Thursday, 8 May 2014

Understood To Be Confronted

Although she is wrong to see UKIP as a threat to the socially conservative parts of Labour's base (where is that happening?), Suzanne Moore writes:

What a relief that an overwhelmingly white institution – the BBC – has decided that Jeremy Clarkon isn't racist, and that he mustn't be again.

Now at long last we can all go around insulting women, disabled people, gay people, greens, as is our birthright.

That's a lesson learned.

Political correctness gone mad. That old conker. Except conkers have been banned by lesbians. Or something.

Clarkson once again flaunts his crusade – the poor silenced lamb – with columns in the the Sun and the Sunday Times, making his usual jokes about how he must now eat lentils and not goose Mary Beard in the lift.

Laugh? I almost spat in the face of the pathetic BBC who won't let go of a cash cow, so will tolerate language that no state school in the land does.

The Clarkson row is about something much bigger than his right to offend, which is why we need our public institutions to get with the programme.

The inane discussion about whether Clarkson is personally racist is a side-show. He works within an institution that will clearly permit racist crap as laddish banter. Never mind the N-word; "slope" was vile.

Oh, he didn't know that it was nasty? Look, he's my age. I wager he has seen as many Vietnam war movies as I have.

Or even that little-known film called Pulp Fiction, in which Christopher Walken gives a virtuoso performance as Captain Koons, with a deranged rant about hiding his watch from evil "yellow slopes". This is what the Americans called unarmed Vietnamese as they killed them.
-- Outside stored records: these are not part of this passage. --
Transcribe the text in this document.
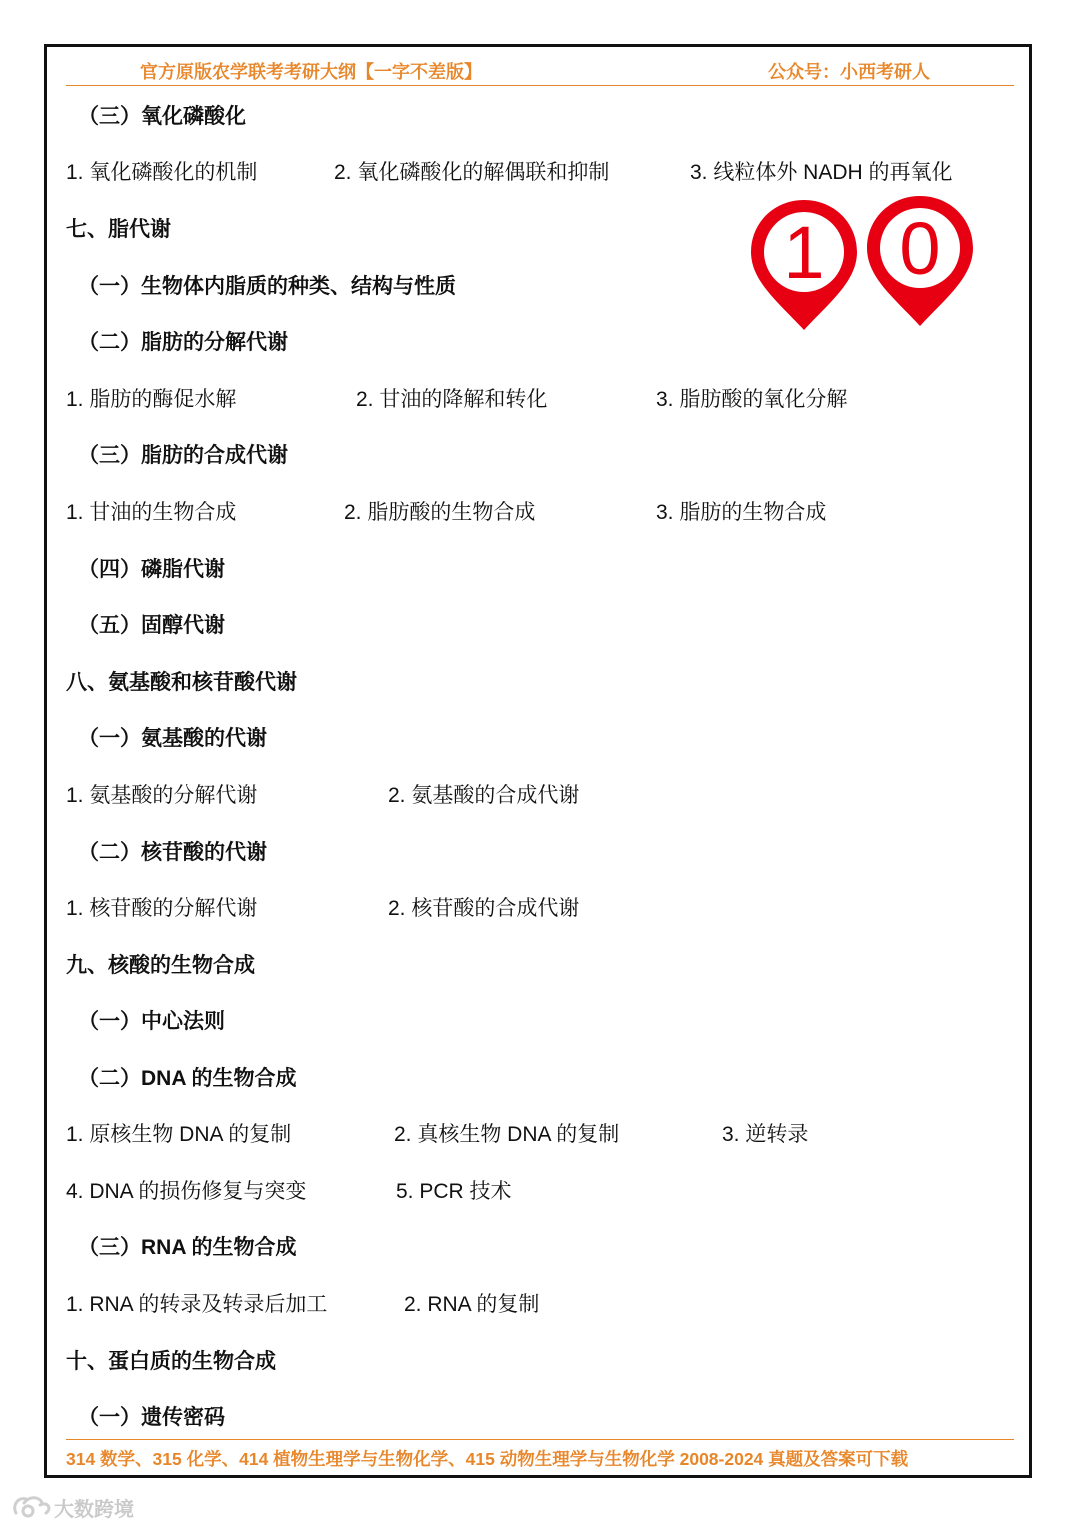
官方原版农学联考考研大纲【一字不差版】	公众号：小西考研人
（三）氧化磷酸化
1. 氧化磷酸化的机制	2. 氧化磷酸化的解偶联和抑制	3. 线粒体外 NADH 的再氧化
七、脂代谢
（一）生物体内脂质的种类、结构与性质
（二）脂肪的分解代谢
1. 脂肪的酶促水解	2. 甘油的降解和转化	3. 脂肪酸的氧化分解
（三）脂肪的合成代谢
1. 甘油的生物合成	2. 脂肪酸的生物合成	3. 脂肪的生物合成
（四）磷脂代谢
（五）固醇代谢
八、氨基酸和核苷酸代谢
（一）氨基酸的代谢
1. 氨基酸的分解代谢	2. 氨基酸的合成代谢
（二）核苷酸的代谢
1. 核苷酸的分解代谢	2. 核苷酸的合成代谢
九、核酸的生物合成
（一）中心法则
（二）DNA 的生物合成
1. 原核生物 DNA 的复制	2. 真核生物 DNA 的复制	3. 逆转录
4. DNA 的损伤修复与突变	5. PCR 技术
（三）RNA 的生物合成
1. RNA 的转录及转录后加工	2. RNA 的复制
十、蛋白质的生物合成
（一）遗传密码
1 0
314 数学、315 化学、414 植物生理学与生物化学、415 动物生理学与生物化学 2008-2024 真题及答案可下载
大数跨境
I am referring to a movie, to pop culture, because this is the place where things change, where language morphs long before policy reflects it.
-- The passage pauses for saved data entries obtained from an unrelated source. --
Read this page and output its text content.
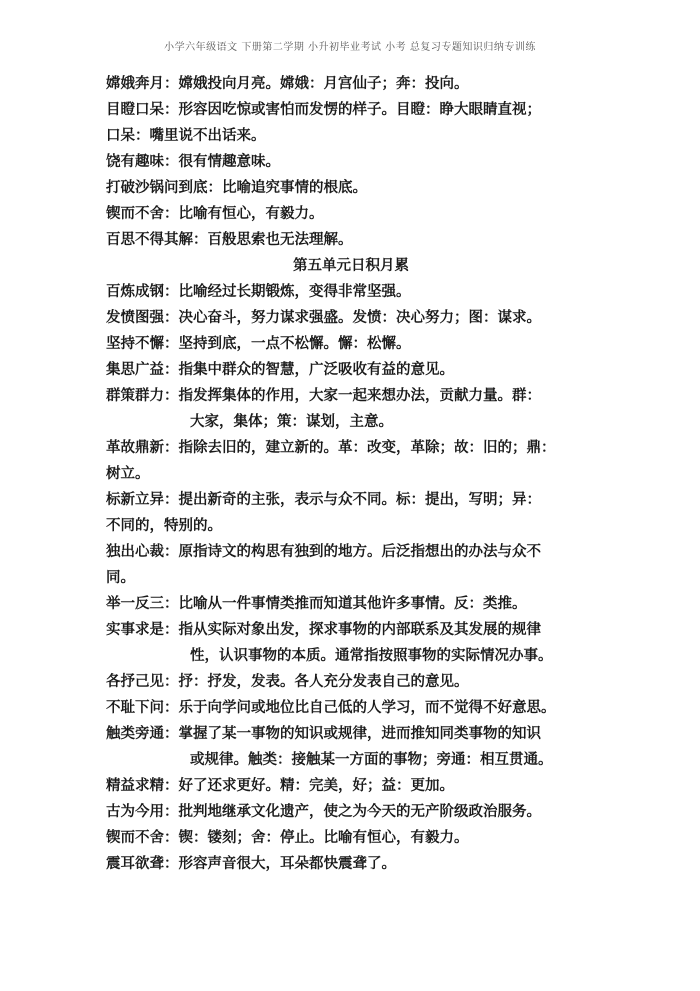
小学六年级语文 下册第二学期 小升初毕业考试 小考 总复习专题知识归纳专训练
嫦娥奔月：嫦娥投向月亮。嫦娥：月宫仙子；奔：投向。
目瞪口呆：形容因吃惊或害怕而发愣的样子。目瞪：睁大眼睛直视；
口呆：嘴里说不出话来。
饶有趣味：很有情趣意味。
打破沙锅问到底：比喻追究事情的根底。
锲而不舍：比喻有恒心，有毅力。
百思不得其解：百般思索也无法理解。
第五单元日积月累
百炼成钢：比喻经过长期锻炼，变得非常坚强。
发愤图强：决心奋斗，努力谋求强盛。发愤：决心努力；图：谋求。
坚持不懈：坚持到底，一点不松懈。懈：松懈。
集思广益：指集中群众的智慧，广泛吸收有益的意见。
群策群力：指发挥集体的作用，大家一起来想办法，贡献力量。群：
大家，集体；策：谋划，主意。
革故鼎新：指除去旧的，建立新的。革：改变，革除；故：旧的；鼎：
树立。
标新立异：提出新奇的主张，表示与众不同。标：提出，写明；异：
不同的，特别的。
独出心裁：原指诗文的构思有独到的地方。后泛指想出的办法与众不
同。
举一反三：比喻从一件事情类推而知道其他许多事情。反：类推。
实事求是：指从实际对象出发，探求事物的内部联系及其发展的规律
性，认识事物的本质。通常指按照事物的实际情况办事。
各抒己见：抒：抒发，发表。各人充分发表自己的意见。
不耻下问：乐于向学问或地位比自己低的人学习，而不觉得不好意思。
触类旁通：掌握了某一事物的知识或规律，进而推知同类事物的知识
或规律。触类：接触某一方面的事物；旁通：相互贯通。
精益求精：好了还求更好。精：完美，好；益：更加。
古为今用：批判地继承文化遗产，使之为今天的无产阶级政治服务。
锲而不舍：锲：镂刻；舍：停止。比喻有恒心，有毅力。
震耳欲聋：形容声音很大，耳朵都快震聋了。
This is part of the context in which a Clarkson tells it like it is; as is the rise of Ukip, a party of people mostly without the charm or brains of a Top Gear presenter.

Yes I do mean that. Clarkson is not stupid. Nor is he a maverick or outlier. He is a central part of the establishment. He parties with Cameron.

Just as Ukip is not a maverick party, but made up of disgruntled Tories; just as Boris Johnson is not a maverick but a born-to-rule chancer; just as bloggers such as Guido Fawkes pretend to be anti-politics mavericks but are hard-rightwingers – this section of the right deludes itself that it is somehow "outside" the establishment rather than its pumping heart.

Saying the unsayable is actually dully conformist.

Pick on anyone different and mock them. Endeavour to take away not just their rights but the concept that they ever had rights in the first place

All this is done preeningly, while a white middle-aged man pretends he is downtrodden and now some kind of freedom fighter.

It works.

But let's look at the targets for the combined venom of these "mavericks". Lesbians, gay men, immigrants, disabled people, vegetarians, people who are concerned about climate change, women generally, women who work in particular.

Is it any wonder that a Conservative government should bring with it this culture that is recoiling from social gains made over the past 20 years?

The refusal to embrace modernity is seen most clearly in the resistance to equal marriage. It is there in the refusal to accept that structural racism exists.

It is emboldened enough now for some Ukip members to be vocal about turning back women's rights.

This part of the establishment seeks not only to put a brake on social progress, but to go backwards. This backlash has to be understood to be confronted.

This is about race and a whole lot more. It is about a set of attitudes that never went away but are now sold as "what people really think".

Sure, some people do really think this. They feel let down and confused by rapid social change. Others, though, can see how change has happened (how attitudes, for instance, to homosexuality have changed) and feel this to be positive.

Signs of the new world are a beacon for some, a warning for others. This is not simply left versus right, but progressives versus conservatives. Labour voters can often be socially conservative, which is what Ukip is playing to.

What is asked of Clarkson and his posse is no more than we ask of primary-school pupils. Don't name-call. Respect difference.

I don't pretend all sorts of stuff doesn't happen outside the classroom, but it is not a bad ideal. Even small children know which discourses are legitimised by the grownups.

Clarkson and the grownup schoolboys know also that every shocking remark is shrapnel. It scatters and wounds multiple targets.

If you can say nasty stuff about gay people, then why not about black people?

Once you voice the idea that women ask for rape and can't have careers, the next stage is to get rid of naggy old human rights because women don't count as human anyway.

We have not been conned by Europe, feminism, political correctness or even bloody wind farms.

The biggest con of all is that this coalition of "mavericks" is not seen for what it is. The establishment: in bullying, red-faced self-pitying mode.

This is the rich and powerful deriding the powerless while pretending to be heroic victims. It is a revolting, sweaty lie.

Let them slap each other's back into oblivion.

Decent blokes do not monetise their ability to pick on those weaker than them, never mind make entire careers out if it.

1 comment:

  1. Caroline Lucas tearing Farage apart on Question Time for being a total Establishment insider. Long long overdue. But remember, they are the oppressed ones. Course they are.